If a warehouse is overloaded with many parallel queries, the queries will queue. A large queue time shown in the Snowflake graph indicates pipeline performance will benefit from scaling the warehouse.
Matillion recommends enabling multi-cluster warehousing if this is available in your Snowflake account. Using this mechanism, Snowflake will horizontally scale the warehouse by starting and stopping instances of the warehouse automatically. Matillion has found that this improves concurrent performance in a better way than simply increasing the size of the warehouse.
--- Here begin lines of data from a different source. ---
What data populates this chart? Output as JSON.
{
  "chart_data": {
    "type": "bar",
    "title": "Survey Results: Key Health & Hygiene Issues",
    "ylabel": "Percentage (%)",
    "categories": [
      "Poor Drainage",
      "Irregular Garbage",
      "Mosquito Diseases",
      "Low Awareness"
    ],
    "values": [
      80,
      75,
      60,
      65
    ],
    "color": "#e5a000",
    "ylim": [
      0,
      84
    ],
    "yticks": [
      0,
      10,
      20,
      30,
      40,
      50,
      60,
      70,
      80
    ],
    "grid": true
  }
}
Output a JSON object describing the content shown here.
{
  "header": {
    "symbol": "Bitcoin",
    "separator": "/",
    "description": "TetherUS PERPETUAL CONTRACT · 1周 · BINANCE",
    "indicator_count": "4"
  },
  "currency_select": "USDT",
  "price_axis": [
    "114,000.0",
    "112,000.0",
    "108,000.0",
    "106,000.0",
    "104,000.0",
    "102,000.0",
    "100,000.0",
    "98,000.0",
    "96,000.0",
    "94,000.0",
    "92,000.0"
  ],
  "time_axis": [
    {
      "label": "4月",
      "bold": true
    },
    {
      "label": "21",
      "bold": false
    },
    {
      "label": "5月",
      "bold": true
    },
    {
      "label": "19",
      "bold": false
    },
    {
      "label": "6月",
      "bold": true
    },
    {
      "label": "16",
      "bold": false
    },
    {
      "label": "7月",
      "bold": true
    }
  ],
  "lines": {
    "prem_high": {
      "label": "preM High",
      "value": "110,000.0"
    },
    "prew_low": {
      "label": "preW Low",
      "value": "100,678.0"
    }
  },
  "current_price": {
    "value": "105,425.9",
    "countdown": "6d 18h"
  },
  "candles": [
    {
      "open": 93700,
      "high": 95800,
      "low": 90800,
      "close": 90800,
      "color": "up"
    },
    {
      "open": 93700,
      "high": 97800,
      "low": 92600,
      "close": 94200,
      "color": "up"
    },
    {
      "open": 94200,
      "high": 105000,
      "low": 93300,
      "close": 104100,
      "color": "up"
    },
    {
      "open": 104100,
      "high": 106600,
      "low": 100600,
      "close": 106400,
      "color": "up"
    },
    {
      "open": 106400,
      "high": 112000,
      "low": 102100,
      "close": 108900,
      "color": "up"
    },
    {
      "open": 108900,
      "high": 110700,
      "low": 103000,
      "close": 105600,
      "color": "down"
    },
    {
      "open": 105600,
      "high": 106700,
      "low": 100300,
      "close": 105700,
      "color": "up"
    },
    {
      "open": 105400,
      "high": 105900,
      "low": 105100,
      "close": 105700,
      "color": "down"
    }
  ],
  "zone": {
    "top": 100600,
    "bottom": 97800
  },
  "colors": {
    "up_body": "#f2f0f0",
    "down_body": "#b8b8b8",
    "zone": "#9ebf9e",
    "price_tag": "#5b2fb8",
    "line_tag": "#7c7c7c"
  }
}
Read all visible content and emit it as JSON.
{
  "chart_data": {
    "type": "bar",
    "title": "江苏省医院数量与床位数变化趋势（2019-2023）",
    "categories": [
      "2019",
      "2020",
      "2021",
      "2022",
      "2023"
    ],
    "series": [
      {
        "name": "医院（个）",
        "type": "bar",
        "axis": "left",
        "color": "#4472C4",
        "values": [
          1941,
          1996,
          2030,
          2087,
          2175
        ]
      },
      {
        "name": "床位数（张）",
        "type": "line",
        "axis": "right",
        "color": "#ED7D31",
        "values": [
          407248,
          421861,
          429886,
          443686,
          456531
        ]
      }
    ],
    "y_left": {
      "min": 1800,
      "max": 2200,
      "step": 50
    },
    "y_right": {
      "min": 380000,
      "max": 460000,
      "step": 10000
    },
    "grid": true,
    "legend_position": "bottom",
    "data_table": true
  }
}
Scaling Maia agent for Snowflake🔗
You can scale the number of Maia agent instances within Snowflake, which allows you to increase or decrease concurrency to better handle your pipeline workload.
Warning
Scaling down the number of Maia agent instances while pipelines are running and the Maia agent is not in a Paused state can lead to pipeline failures.
- From your Snowflake Home screen, click Data Products → Apps. You must be using the role that originally installed the application.
- Locate Matillion Maia in the list of apps, and click to select it. If you have multiple installs of the Native App, select the one you wish to scale.
- Click the Control Panel tab.
- Under Agent scaling enter the number of Maia agent instances you want to run. The maximum number of Maia agent instances is 10.
- Click Apply, then Apply again to confirm.
This will put the compute pool into a Resizing state and change the Maia agent status to Pending. The Maia agent status will change to Running after a few minutes.